In July last year, aged care nurse Georgette Lysaght went to work and left her husband to look after their two children, six-month-old Ben and older sister Brooklyn, in the family room of their Moree home in northwest NSW.
Mr Lysaght was sitting on the floor while the children played, with Ben using a walker to make his way around the room, when Mr Lysaght turned to reach behind him for his ringing phone.
The room had a gas heater built into a faux fireplace that served as the home’s only heat source.
“He had turned to pick up the phone and answer it because it had rung and in that split second Ben had pushed himself to the gas heater and grabbed hold of the bars,” Ms Lysaght said.
“Initially his hands got stuck to them and he didn’t make a sound … [Ben was] red in the face from that pain where you can’t even talk.”
What Mr Lysaght did next saved his son from having to receive a skin graft, doctors would later say.
The quick-thinking dad picked up Ben and ran his burned hand under a tap.
When Mr Lysaght then called his wife, she could hear Ben now screaming in the background.
“All [my husband] said was ‘burn’ … my husband couldn’t even talk, he was just in so much shock,” she said.
When Ms Lysaght got home the parents rushed Ben to Moree Hospital, after wrapping his hand in a damp cloth and using ice to keep cool water running over the burn.
“Ben actually wasn’t crying when [hospital staff] were touching it.
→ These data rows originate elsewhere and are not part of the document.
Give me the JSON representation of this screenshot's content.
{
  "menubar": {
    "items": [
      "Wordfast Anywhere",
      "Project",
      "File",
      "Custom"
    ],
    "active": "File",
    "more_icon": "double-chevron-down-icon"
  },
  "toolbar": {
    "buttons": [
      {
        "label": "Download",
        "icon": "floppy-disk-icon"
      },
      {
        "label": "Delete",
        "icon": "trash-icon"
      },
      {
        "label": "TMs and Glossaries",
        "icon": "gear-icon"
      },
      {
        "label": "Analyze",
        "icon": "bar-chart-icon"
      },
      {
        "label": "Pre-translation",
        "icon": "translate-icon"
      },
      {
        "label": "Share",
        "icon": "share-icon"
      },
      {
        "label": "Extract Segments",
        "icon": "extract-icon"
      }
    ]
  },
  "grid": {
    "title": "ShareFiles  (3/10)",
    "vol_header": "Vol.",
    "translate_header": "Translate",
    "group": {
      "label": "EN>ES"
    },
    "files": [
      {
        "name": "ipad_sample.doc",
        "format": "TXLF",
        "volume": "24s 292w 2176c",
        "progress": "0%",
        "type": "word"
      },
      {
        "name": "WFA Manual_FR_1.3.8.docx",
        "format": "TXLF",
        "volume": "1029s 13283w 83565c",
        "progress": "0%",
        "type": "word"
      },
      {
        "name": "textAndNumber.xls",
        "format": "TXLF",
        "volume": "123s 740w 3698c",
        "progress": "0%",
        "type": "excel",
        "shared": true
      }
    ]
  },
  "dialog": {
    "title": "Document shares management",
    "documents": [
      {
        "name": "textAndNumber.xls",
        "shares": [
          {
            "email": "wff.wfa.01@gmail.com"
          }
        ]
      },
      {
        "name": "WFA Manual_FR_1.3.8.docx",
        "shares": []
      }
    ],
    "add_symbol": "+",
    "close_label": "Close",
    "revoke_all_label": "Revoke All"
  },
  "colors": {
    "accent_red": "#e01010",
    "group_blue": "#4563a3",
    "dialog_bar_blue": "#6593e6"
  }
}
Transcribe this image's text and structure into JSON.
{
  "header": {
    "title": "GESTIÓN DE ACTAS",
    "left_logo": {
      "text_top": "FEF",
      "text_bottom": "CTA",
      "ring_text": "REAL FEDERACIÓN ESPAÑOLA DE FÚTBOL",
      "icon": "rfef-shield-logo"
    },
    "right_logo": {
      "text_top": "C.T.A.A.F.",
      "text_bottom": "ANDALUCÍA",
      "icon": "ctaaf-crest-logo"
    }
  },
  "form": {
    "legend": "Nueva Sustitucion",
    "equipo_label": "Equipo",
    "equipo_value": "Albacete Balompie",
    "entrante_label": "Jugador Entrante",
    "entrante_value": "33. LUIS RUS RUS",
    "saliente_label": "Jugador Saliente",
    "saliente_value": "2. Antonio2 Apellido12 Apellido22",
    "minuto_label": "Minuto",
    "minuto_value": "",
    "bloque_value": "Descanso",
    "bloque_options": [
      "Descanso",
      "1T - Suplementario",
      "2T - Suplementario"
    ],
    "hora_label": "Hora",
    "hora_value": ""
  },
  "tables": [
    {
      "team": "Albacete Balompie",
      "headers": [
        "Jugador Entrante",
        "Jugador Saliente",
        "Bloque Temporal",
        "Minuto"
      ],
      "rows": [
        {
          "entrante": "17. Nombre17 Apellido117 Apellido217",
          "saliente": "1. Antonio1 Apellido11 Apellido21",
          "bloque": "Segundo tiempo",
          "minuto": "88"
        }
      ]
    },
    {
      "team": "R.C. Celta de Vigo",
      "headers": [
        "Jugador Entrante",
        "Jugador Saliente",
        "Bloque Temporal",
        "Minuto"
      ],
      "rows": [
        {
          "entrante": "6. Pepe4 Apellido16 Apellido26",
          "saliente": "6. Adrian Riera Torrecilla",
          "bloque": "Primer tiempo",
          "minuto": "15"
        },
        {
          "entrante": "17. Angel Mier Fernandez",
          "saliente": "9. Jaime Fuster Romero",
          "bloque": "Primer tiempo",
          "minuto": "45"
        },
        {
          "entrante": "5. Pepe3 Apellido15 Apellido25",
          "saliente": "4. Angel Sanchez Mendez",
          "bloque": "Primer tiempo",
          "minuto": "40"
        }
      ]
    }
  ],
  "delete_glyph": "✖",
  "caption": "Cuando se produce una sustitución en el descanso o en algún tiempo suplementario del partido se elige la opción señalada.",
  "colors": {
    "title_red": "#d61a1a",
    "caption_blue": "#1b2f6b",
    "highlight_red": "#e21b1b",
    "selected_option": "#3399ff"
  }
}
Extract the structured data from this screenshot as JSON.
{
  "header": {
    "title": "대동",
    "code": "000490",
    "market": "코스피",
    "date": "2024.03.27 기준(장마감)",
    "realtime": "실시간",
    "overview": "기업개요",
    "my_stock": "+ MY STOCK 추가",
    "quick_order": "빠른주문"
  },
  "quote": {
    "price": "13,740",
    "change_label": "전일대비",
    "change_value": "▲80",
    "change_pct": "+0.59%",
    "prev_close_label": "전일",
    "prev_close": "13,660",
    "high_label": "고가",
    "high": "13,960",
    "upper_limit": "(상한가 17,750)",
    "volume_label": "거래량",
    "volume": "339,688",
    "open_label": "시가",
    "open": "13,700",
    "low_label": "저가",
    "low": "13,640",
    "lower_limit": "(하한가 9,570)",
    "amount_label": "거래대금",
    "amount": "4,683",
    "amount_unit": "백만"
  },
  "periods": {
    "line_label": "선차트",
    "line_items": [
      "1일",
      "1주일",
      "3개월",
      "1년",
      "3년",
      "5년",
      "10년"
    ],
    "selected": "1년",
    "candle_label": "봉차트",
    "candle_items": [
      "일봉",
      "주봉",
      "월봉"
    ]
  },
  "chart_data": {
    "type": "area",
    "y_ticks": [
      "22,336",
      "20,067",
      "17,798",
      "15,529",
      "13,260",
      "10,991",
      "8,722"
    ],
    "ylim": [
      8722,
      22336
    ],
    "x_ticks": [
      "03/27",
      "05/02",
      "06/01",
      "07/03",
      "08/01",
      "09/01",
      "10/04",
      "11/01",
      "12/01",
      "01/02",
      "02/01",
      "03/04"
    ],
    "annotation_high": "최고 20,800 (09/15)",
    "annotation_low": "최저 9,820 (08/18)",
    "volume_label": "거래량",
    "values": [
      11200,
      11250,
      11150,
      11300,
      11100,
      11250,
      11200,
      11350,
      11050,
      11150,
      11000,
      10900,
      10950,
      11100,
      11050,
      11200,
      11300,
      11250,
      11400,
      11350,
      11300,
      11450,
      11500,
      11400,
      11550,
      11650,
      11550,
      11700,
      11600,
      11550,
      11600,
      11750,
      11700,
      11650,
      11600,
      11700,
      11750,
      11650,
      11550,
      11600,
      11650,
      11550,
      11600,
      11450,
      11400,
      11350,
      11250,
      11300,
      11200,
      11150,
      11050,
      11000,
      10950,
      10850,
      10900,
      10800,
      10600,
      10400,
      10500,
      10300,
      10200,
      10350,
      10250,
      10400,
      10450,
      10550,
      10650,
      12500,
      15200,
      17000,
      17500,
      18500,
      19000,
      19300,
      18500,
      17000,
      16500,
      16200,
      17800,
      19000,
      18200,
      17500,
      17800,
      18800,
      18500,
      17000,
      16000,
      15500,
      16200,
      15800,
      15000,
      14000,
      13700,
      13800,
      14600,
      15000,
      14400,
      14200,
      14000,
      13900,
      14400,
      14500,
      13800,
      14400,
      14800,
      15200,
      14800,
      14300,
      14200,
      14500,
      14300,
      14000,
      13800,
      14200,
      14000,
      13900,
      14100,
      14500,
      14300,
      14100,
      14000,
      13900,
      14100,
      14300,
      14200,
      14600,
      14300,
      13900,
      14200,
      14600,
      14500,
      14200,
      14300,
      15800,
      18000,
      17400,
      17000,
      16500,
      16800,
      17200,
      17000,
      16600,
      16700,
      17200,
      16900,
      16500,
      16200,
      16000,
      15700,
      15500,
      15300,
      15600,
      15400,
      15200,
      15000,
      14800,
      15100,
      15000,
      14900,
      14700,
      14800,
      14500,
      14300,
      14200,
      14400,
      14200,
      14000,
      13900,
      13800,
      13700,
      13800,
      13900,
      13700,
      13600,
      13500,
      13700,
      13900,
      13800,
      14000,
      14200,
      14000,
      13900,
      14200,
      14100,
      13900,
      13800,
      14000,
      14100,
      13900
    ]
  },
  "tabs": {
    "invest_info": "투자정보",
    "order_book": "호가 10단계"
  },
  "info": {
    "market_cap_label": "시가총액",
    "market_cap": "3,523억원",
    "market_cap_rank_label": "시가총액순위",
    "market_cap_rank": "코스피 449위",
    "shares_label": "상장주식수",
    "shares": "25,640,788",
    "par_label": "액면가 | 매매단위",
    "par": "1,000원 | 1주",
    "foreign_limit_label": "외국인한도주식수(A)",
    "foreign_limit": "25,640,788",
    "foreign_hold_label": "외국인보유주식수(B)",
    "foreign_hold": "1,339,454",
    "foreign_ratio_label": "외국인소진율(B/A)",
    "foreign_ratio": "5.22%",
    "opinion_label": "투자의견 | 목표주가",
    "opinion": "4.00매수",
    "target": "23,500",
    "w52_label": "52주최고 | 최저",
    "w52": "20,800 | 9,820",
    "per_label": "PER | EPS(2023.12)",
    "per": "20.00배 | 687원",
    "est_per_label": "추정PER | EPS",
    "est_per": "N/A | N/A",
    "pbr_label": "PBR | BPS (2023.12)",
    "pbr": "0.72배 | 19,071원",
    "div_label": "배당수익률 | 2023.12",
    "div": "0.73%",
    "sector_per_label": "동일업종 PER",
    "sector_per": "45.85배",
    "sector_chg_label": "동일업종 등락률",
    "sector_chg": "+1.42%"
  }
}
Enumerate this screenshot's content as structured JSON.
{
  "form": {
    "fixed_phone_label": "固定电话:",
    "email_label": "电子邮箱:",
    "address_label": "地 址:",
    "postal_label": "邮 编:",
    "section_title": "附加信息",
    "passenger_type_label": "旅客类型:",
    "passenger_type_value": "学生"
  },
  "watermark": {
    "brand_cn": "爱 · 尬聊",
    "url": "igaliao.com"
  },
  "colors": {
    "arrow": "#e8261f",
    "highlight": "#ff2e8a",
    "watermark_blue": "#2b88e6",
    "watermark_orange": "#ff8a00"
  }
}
I didn’t know at the time and I was like ‘that’s good right? It doesn’t hurt as much’,” Ms Lysaght said.
“They said no, it’s bad because it means it’s gone down so deep he can’t feel it on the top layers ... he had basically fried all his nerves.”
As a result of his third degree burns, the tips of two of Ben’s fingers were removed as that part of the hand had ‘died’.
After the surgery, Mr and Ms Lysaght had to take Ben to The Children’s Hospital in Westmead, Sydney, for fortnightly and monthly physio and fitting of new casts to protect the burn.
Nearly a year later, Ben’s hand has now mostly healed, but he is yet to regain feeling in his hand. Doctors have said the sensation will eventually come back.
“If he picks things up with that hand and he puts it in his mouth, he gets a shock, he’s not expecting it to be cold or hot,” Ms Lysaght said.
While too young to fully remember the incident, Ben does get upset whenever he sees a gas heater and the Lysaghts have since moved to a new home with split-cycle air conditioning and heating instead.
By sharing their story, Ms Lysaght hopes to help other families become more aware of the dangers heaters pose and how knowing first aid is so vital.
What to do after a burn
After a burn, run the affected area under cool running water for 20 minutes - and avoid using butter, gel, cream, iced water or ice.
“When a burn occurs, the first step in treatment should always be cool running water. This can reduce the thickness of the burn, as well as the time a burn will take to heal,” said Dr Torey Lawrence, head of the burns unit at The Children’s Hospital in Westmead and Sydney Children’s Hospital Randwick.
He said using cold water was the “only effective first aid for burns”.